Nick Feamster, Georgia Tech
Despite the fact that billions of people around the world increasingly rely on Internet connectivity for a wide array of applications, communications networks remain incredibly difficult to manage, troubleshoot, and secure. Network management challenges exist in all kinds of networks; they are particularly acute in homes, where we understand very little about home network performance, let alone network management or security. The perennial challenges in network management are now coming to a head; to solve them, we must think differently about networking: a discipline that has focused almost exclusively on performance must begin thinking more about pragmatism and people. In this talk, I will first discuss the problem of troubleshooting and predicting network performance a priori (i.e., before configuration is deployed "in the wild" on a running network) and describe tools that I developed to address these problems that were used by hundreds of Internet service providers to debug their network configurations. I will then argue that, in future networks, the tools I developed wouldn't be necessary at all.
Specifically, I will describe how an emerging paradigm called software-defined networking, which decouples network control from the underlying network infrastructure, can simplify many network management tasks in different types of networks and may ultimately provide a means by which network operators (and home users) can make their networks more predictable, manageable, and secure. I will present a new framework for software-defined network control that we have developed, implemented, and deployed (in both home networks and on a large campus network) and describe how it allows network operators to express and implement complex policies in a simple and high-level control framework. I will then explore how software-defined network control may ultimately help us solve other longstanding network management problems in both security and network troubleshooting.

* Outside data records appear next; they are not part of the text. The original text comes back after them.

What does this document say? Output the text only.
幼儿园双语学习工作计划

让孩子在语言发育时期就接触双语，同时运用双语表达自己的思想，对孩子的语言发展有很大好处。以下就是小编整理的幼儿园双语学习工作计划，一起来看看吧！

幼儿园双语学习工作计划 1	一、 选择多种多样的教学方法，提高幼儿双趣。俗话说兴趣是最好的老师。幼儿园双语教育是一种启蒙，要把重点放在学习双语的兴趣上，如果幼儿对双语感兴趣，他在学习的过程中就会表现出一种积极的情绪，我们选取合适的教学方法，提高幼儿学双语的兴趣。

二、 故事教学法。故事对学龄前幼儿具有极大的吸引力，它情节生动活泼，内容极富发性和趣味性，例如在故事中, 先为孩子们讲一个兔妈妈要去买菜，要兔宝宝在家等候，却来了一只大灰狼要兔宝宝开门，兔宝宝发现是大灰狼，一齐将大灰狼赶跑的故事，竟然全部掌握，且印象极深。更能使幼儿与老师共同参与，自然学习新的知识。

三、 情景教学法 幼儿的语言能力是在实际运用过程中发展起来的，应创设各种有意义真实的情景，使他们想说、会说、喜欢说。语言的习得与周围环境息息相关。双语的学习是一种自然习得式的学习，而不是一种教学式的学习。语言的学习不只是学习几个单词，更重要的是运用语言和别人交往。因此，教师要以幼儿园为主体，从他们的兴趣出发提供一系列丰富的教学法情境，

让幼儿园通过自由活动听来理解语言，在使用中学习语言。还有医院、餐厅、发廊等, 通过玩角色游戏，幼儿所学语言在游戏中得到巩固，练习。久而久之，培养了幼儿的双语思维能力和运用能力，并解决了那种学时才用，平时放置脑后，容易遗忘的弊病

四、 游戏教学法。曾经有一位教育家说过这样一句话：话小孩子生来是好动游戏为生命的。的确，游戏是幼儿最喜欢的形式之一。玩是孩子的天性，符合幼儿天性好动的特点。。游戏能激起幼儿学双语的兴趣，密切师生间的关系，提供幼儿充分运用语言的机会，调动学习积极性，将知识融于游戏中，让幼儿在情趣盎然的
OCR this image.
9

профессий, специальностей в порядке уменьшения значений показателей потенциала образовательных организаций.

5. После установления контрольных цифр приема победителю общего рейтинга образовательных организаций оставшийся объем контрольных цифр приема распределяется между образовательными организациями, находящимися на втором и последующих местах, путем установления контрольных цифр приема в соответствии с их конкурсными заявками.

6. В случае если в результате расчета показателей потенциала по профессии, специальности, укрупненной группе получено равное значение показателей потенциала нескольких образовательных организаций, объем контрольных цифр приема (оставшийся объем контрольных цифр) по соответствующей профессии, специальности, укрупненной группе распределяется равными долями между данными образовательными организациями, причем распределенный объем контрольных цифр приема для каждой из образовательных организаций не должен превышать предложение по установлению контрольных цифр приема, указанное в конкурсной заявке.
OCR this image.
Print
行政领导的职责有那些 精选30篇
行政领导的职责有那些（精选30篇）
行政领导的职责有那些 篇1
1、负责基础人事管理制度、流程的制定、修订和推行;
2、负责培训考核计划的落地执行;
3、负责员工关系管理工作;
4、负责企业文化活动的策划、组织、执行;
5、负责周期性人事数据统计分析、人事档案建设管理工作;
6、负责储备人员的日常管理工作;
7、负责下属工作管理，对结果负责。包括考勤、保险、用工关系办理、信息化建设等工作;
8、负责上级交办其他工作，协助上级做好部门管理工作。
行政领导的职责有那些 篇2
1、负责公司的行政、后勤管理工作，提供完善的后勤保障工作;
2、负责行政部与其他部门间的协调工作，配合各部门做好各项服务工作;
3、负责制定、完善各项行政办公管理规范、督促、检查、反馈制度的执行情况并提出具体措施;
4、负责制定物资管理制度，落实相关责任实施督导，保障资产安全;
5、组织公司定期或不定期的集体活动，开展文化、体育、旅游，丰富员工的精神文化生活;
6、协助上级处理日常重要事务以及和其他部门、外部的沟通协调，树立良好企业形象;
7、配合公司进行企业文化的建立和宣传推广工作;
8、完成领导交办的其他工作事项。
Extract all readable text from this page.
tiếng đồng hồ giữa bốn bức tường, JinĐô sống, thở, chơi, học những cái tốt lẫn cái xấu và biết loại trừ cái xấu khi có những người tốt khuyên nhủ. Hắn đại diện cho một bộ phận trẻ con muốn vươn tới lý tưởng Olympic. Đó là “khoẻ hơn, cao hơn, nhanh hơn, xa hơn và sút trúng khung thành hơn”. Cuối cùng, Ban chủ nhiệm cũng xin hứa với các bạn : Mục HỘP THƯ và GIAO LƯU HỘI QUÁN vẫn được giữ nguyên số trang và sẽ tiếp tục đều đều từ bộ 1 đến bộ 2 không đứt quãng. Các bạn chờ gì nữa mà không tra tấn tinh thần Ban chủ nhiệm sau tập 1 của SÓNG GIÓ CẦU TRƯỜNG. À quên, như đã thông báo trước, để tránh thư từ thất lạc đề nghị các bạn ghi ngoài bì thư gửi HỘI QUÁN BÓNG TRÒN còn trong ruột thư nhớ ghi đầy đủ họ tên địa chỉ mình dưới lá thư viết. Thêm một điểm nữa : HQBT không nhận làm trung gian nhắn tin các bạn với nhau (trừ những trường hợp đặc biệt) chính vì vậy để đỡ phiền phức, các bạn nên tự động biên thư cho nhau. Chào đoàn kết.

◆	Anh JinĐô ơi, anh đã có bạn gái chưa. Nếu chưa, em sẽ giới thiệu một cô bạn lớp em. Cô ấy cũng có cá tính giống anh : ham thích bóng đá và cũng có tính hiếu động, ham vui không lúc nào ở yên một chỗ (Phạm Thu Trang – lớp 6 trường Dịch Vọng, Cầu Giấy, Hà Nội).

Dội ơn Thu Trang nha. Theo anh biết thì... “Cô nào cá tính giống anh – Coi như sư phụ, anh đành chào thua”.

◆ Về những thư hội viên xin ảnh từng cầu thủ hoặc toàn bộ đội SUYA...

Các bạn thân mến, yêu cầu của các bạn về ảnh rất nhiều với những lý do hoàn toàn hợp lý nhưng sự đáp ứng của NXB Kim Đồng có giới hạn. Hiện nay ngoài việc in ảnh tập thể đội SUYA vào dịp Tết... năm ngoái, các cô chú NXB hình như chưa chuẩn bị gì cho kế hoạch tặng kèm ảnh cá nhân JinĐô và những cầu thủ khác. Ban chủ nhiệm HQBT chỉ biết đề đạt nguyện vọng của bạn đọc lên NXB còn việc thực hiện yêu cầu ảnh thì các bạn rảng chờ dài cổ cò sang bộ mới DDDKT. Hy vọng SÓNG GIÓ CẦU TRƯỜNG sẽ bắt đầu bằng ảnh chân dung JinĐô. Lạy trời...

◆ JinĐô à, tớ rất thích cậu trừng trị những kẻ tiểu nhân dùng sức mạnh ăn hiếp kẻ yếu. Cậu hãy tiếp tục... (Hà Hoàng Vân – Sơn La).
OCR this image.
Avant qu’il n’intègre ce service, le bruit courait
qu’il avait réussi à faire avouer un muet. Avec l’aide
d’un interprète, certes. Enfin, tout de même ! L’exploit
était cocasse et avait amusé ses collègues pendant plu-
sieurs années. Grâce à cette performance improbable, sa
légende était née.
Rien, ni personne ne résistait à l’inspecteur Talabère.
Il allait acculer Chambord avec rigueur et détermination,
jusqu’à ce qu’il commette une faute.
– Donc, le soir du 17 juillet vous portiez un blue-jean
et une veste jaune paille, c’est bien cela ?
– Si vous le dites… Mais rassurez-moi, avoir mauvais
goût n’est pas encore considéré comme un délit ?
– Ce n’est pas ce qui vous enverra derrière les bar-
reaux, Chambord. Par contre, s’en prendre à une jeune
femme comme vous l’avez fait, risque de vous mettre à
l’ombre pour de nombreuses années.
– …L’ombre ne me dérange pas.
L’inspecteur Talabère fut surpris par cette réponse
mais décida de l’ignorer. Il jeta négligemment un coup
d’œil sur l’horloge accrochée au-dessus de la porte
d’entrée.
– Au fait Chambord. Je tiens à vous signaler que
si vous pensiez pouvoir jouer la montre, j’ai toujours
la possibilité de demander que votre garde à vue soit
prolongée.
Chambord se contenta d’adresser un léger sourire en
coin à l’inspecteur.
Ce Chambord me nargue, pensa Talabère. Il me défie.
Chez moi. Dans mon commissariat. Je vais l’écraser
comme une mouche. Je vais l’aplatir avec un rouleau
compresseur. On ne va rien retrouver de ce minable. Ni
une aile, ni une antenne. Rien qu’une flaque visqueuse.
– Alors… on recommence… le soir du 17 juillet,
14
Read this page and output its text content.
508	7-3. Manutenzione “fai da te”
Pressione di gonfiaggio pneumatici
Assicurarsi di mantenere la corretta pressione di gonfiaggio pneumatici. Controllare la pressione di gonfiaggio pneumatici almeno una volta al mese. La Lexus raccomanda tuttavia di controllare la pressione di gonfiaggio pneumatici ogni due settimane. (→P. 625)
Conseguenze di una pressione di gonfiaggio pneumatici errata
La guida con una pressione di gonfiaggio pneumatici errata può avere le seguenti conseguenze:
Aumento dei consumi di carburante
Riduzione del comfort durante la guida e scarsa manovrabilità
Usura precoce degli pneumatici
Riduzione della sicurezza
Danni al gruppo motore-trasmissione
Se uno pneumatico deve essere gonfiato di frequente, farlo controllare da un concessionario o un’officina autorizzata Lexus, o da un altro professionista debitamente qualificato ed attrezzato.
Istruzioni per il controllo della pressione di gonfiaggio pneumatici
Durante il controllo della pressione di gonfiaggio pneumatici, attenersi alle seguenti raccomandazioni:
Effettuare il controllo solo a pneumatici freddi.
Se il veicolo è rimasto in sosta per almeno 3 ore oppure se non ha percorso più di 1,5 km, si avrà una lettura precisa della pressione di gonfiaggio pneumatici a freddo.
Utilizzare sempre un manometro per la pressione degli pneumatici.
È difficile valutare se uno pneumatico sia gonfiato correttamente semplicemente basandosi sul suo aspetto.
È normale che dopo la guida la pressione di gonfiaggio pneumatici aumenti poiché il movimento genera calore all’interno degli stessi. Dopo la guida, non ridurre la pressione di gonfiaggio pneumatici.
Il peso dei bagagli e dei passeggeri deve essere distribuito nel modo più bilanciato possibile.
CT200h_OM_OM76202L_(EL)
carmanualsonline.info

Nick Feamster is an associate professor in the College of Computing at Georgia Tech. He received his Ph.D. in Computer science from MIT in 2005, and his S.B. and M.Eng. degrees in Electrical Engineering and Computer Science from MIT in 2000 and 2001, respectively. His research focuses on many aspects of computer networking and networked systems, including the design, measurement, and analysis of network routing protocols, network operations and security, and anonymous communication systems. In December 2008, he received the Presidential Early Career Award for Scientists and Engineers (PECASE) for his contributions to cybersecurity, notably spam filtering. His honors include the Technology Review 35 "Top Young Innovators Under 35" award, a Sloan Research Fellowship, the NSF CAREER award, the IBM Faculty Fellowship, and award papers at SIGCOMM 2006 (network-level behavior of spammers), the NSDI 2005 conference (fault detection in router configuration), Usenix Security 2002 (circumventing web censorship using Infranet), and Usenix Security 2001 (web cookie analysis).